# Variational criterion for commuting tori in a compact Lie group

Let $G$ be a compact (connected) Lie group, and choose an Ad-invariant inner product $B(-,-)$ on the Lie algebra $L(G)$. I am curious about the following (local) variational criterion for two one-parameter subgroups to commute (recall that this can be detected on Lie algebras).

Proposition: Fix elements $\xi,\xi'\in L(G)$ and $g_0\in G$. Then $\xi,\operatorname{Ad}_{g_0}\xi'$ commute if and only if the function $G\to \mathbb{R}, g\mapsto B(\xi,\operatorname{Ad}_g \xi')$ has a critical point at $g=g_0$, i.e. if and only if $$\frac{d}{dt}|_{t=0} B(\xi,\operatorname{Ad}_{\exp(\eta t)g_0}\xi') = 0$$ for all $\eta\in L(G)$.

The "if" direction gives a standard Lie algebraic proof that any two maximal tori $T,T'$ are conjugate. Indeed, using surjectivity of $\exp$ for tori, take $\exp(\xi),\exp(\xi')$ to be topological generators of $T,T'$, and then by compactness take $g_0$ maximizing the function $G\to \mathbb{R}$. (We also need the classification of compact connected abelian Lie groups, cf. Adams, Theorem 2.19 and Proposition 4.14, to conclude that $T,g_0T'g_0^{-1}$ generate a torus, hence coincide by maximality.) Surjectivity of $\exp\colon L(G)\to G$ shows that $G$ is covered by tori, hence by conjugates of $T$. Reference for all of this: Ch. 16 Geodesics and Maximal Tori, Theorem 16.4 of Bump's book.

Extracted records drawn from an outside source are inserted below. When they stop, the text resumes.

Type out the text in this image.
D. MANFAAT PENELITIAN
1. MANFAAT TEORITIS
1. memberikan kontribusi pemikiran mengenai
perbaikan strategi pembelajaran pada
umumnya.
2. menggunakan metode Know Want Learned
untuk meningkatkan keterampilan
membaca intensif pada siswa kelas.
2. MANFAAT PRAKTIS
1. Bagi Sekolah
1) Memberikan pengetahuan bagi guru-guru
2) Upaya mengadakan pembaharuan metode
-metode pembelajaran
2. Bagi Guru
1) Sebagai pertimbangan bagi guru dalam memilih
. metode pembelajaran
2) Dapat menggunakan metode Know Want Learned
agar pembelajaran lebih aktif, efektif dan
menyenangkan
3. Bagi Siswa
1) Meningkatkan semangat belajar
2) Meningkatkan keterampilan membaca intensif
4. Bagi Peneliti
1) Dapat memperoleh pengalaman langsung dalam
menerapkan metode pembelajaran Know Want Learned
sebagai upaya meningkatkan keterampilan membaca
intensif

The other conjugacy proofs I know are more global, using geometric or topological ideas (e.g. computing the degree of the conjugation map $G/T\times T\to G$, or the Lefschetz number of suitable left multiplication maps like $g_0\colon G/T\to G/T$ or $g_0\colon G/NT\to G/NT$). But I have little intuition for the Proposition above, proven for $g_0=1$ using the "infintesimal adjoint action" computation \begin{align*} \frac{d}{dt}|_{t=0} B(\xi,\operatorname{Ad}_{\exp(\eta t)}\xi') = B(\xi,[\eta,\xi']) &= \frac{d}{dt}|_{t=0} B(\xi,\operatorname{Ad}_{\exp(-\xi't)}\eta) \\ &= \frac{d}{dt}|_{t=0} B(\operatorname{Ad}_{\exp(\xi't)}\xi,\eta) = B([\xi',\xi],\eta). \end{align*} (The general case immediately follows from the $g_0=1$ case.)

Question: Is there a conceptual way to understand the above Proposition, perhaps using more geometry, topology, or representation theory? Alternatively, why should one expect a variational criterion for a conjugate of one given torus to commute with another given torus?

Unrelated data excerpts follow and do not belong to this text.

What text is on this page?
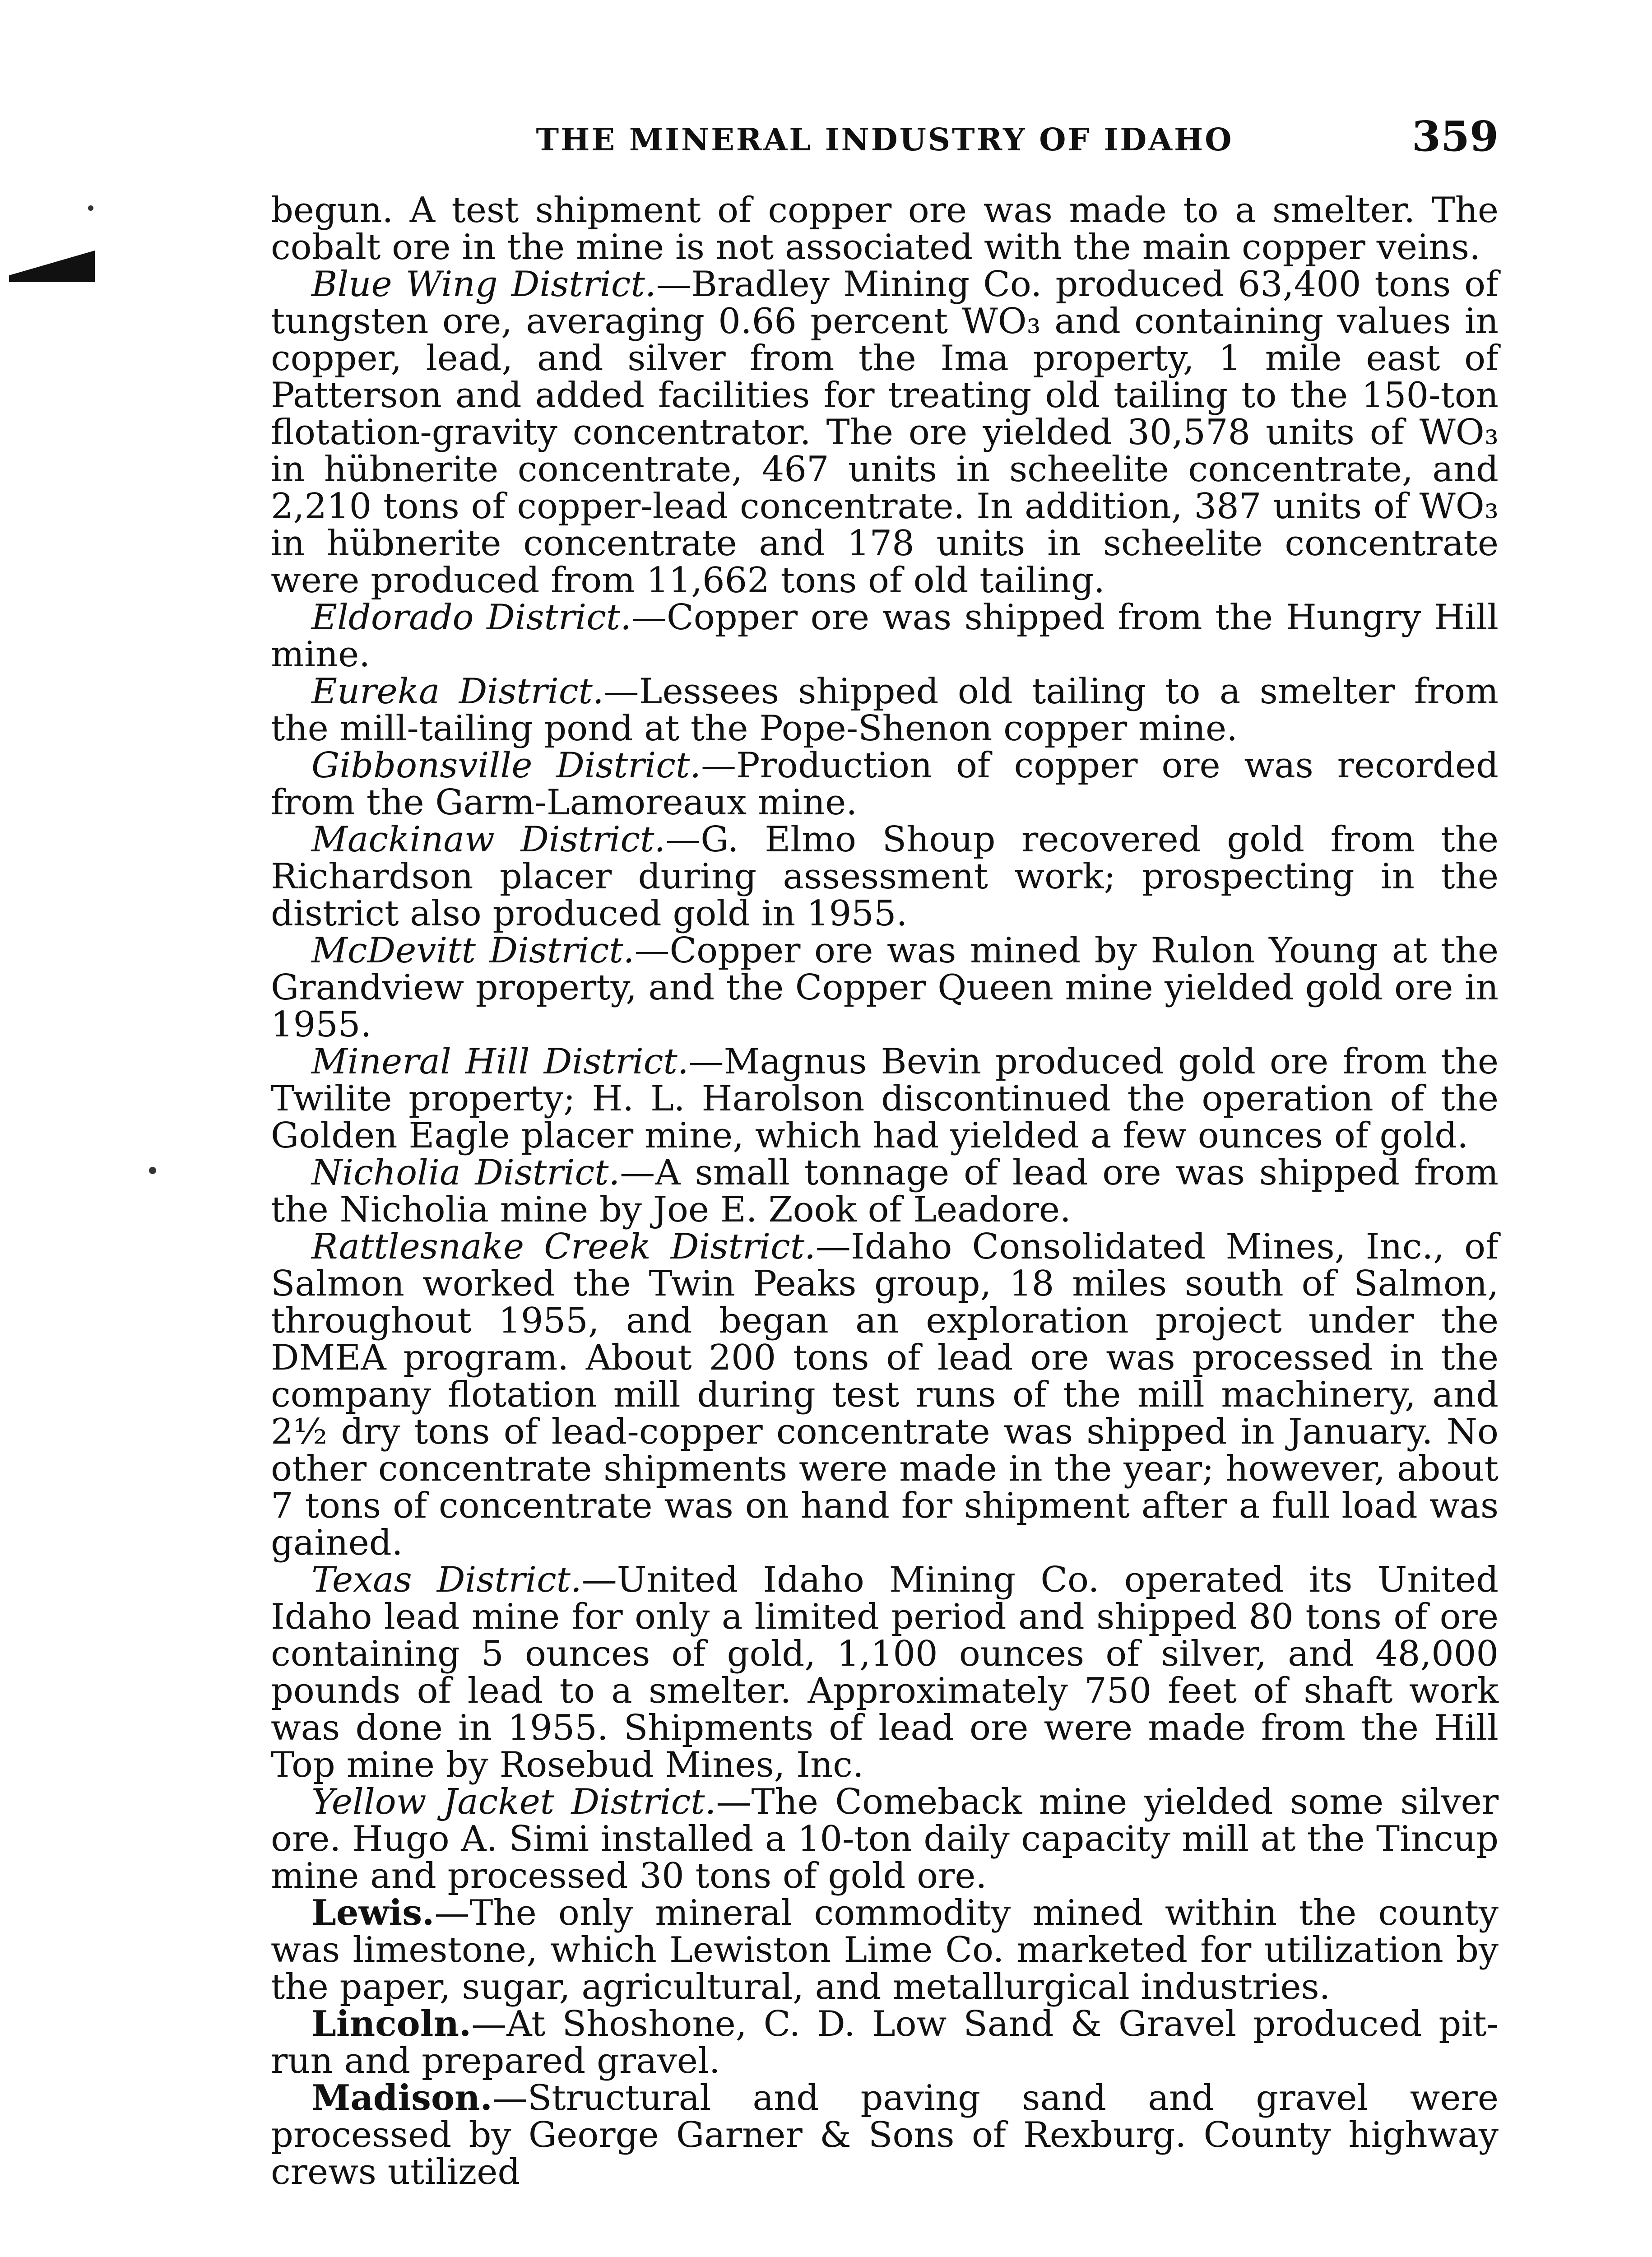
THE MINERAL INDUSTRY OF IDAHO	359

begun. A test shipment of copper ore was made to a smelter. The cobalt ore in the mine is not associated with the main copper veins.

Blue Wing District.—Bradley Mining Co. produced 63,400 tons of tungsten ore, averaging 0.66 percent WO₃ and containing values in copper, lead, and silver from the Ima property, 1 mile east of Patterson and added facilities for treating old tailing to the 150-ton flotation-gravity concentrator. The ore yielded 30,578 units of WO₃ in hübnerite concentrate, 467 units in scheelite concentrate, and 2,210 tons of copper-lead concentrate. In addition, 387 units of WO₃ in hübnerite concentrate and 178 units in scheelite concentrate were produced from 11,662 tons of old tailing.

Eldorado District.—Copper ore was shipped from the Hungry Hill mine.

Eureka District.—Lessees shipped old tailing to a smelter from the mill-tailing pond at the Pope-Shenon copper mine.

Gibbonsville District.—Production of copper ore was recorded from the Garm-Lamoreaux mine.

Mackinaw District.—G. Elmo Shoup recovered gold from the Richardson placer during assessment work; prospecting in the district also produced gold in 1955.

McDevitt District.—Copper ore was mined by Rulon Young at the Grandview property, and the Copper Queen mine yielded gold ore in 1955.

Mineral Hill District.—Magnus Bevin produced gold ore from the Twilite property; H. L. Harolson discontinued the operation of the Golden Eagle placer mine, which had yielded a few ounces of gold.

Nicholia District.—A small tonnage of lead ore was shipped from the Nicholia mine by Joe E. Zook of Leadore.

Rattlesnake Creek District.—Idaho Consolidated Mines, Inc., of Salmon worked the Twin Peaks group, 18 miles south of Salmon, throughout 1955, and began an exploration project under the DMEA program. About 200 tons of lead ore was processed in the company flotation mill during test runs of the mill machinery, and 2½ dry tons of lead-copper concentrate was shipped in January. No other concentrate shipments were made in the year; however, about 7 tons of concentrate was on hand for shipment after a full load was gained.

Texas District.—United Idaho Mining Co. operated its United Idaho lead mine for only a limited period and shipped 80 tons of ore containing 5 ounces of gold, 1,100 ounces of silver, and 48,000 pounds of lead to a smelter. Approximately 750 feet of shaft work was done in 1955. Shipments of lead ore were made from the Hill Top mine by Rosebud Mines, Inc.

Yellow Jacket District.—The Comeback mine yielded some silver ore. Hugo A. Simi installed a 10-ton daily capacity mill at the Tincup mine and processed 30 tons of gold ore.

Lewis.—The only mineral commodity mined within the county was limestone, which Lewiston Lime Co. marketed for utilization by the paper, sugar, agricultural, and metallurgical industries.

Lincoln.—At Shoshone, C. D. Low Sand & Gravel produced pit-run and prepared gravel.

Madison.—Structural and paving sand and gravel were processed by George Garner & Sons of Rexburg. County highway crews utilized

For example, I think one can prove the "only if" direction as follows. Suppose $\exp(\mathbb{R}\xi),\exp(\mathbb{R}\xi')$ lie in a common maximal torus $T$. Using elementary representation theory of $T$, take a real $T$-invariant decomposition $L(G) = L(T)\oplus L(T)^\perp$ orthogonal with respect to $B$. Then $[\eta,\xi'] = 0$ trivially for $\eta\in L(T)$, while $\operatorname{Ad}_{\exp(-\xi't)}\eta \in L(T)^\perp$ implies $B(\xi,[\eta,\xi']) = 0$ for $\eta\in L(T)^\perp$; linearity then implies $B(\xi,[\eta,\xi']) = 0$ for all $\eta\in L(G)$.

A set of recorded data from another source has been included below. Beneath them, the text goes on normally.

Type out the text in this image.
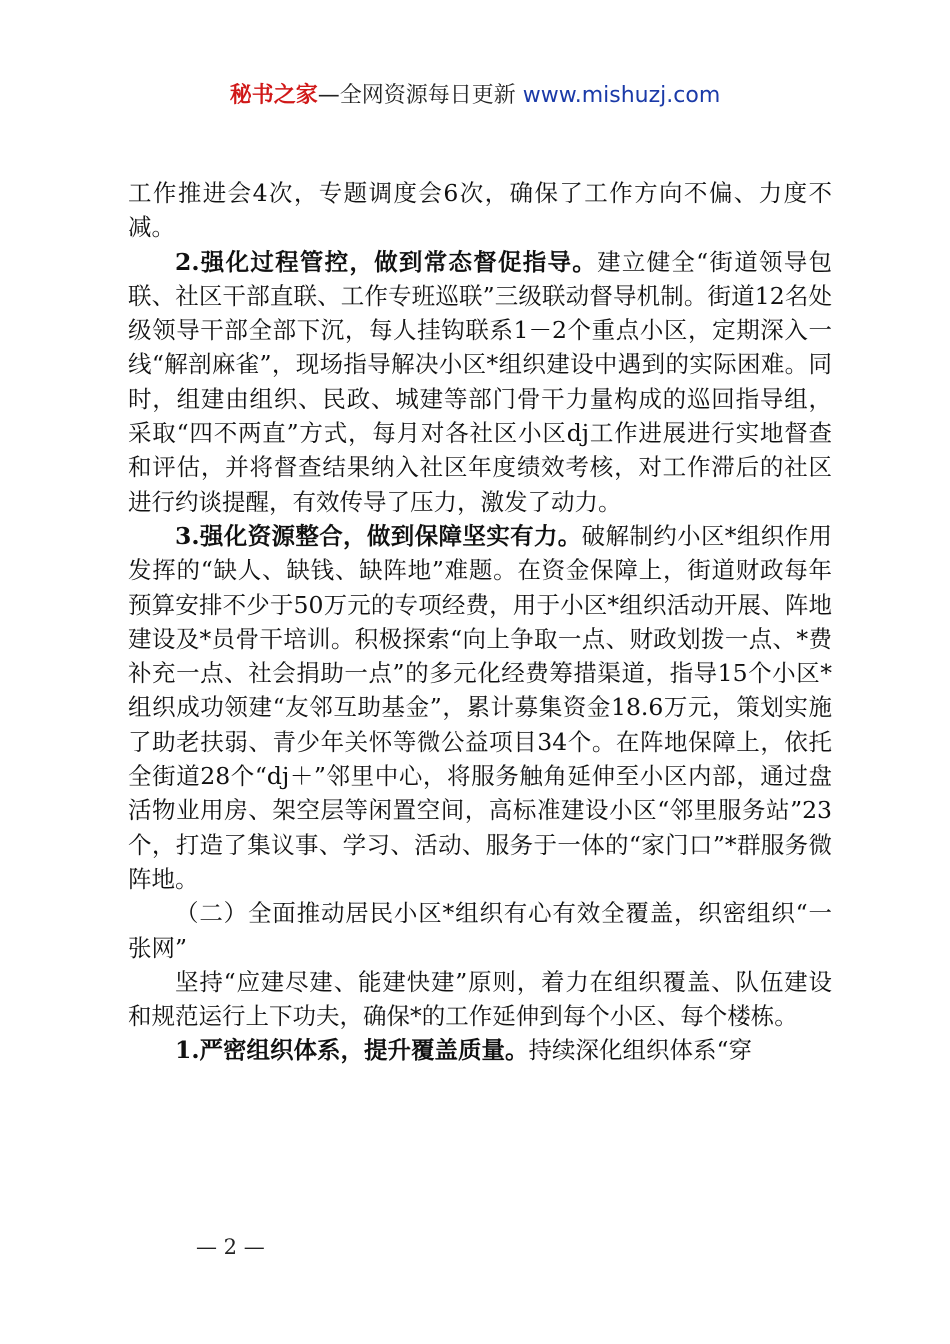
秘书之家—全网资源每日更新 www.mishuzj.com

工作推进会4次，专题调度会6次，确保了工作方向不偏、力度不减。

2.强化过程管控，做到常态督促指导。建立健全“街道领导包联、社区干部直联、工作专班巡联”三级联动督导机制。街道12名处级领导干部全部下沉，每人挂钩联系1－2个重点小区，定期深入一线“解剖麻雀”，现场指导解决小区*组织建设中遇到的实际困难。同时，组建由组织、民政、城建等部门骨干力量构成的巡回指导组，采取“四不两直”方式，每月对各社区小区dj工作进展进行实地督查和评估，并将督查结果纳入社区年度绩效考核，对工作滞后的社区进行约谈提醒，有效传导了压力，激发了动力。

3.强化资源整合，做到保障坚实有力。破解制约小区*组织作用发挥的“缺人、缺钱、缺阵地”难题。在资金保障上，街道财政每年预算安排不少于50万元的专项经费，用于小区*组织活动开展、阵地建设及*员骨干培训。积极探索“向上争取一点、财政划拨一点、*费补充一点、社会捐助一点”的多元化经费筹措渠道，指导15个小区*组织成功领建“友邻互助基金”，累计募集资金18.6万元，策划实施了助老扶弱、青少年关怀等微公益项目34个。在阵地保障上，依托全街道28个“dj＋”邻里中心，将服务触角延伸至小区内部，通过盘活物业用房、架空层等闲置空间，高标准建设小区“邻里服务站”23个，打造了集议事、学习、活动、服务于一体的“家门口”*群服务微阵地。

（二）全面推动居民小区*组织有心有效全覆盖，织密组织“一张网”

坚持“应建尽建、能建快建”原则，着力在组织覆盖、队伍建设和规范运行上下功夫，确保*的工作延伸到每个小区、每个楼栋。

1.严密组织体系，提升覆盖质量。持续深化组织体系“穿

— 2 —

To me, this proof of the "only if" direction is a little more conceptual (e.g. involving less computation), though I would still be happy if it could be improved further, perhaps using the principal $T$-bundle $G\to G/T$. The "only if" direction also motivates the "if" direction. But I suspect I am missing some insight behind the Proposition above, especially the "if" direction.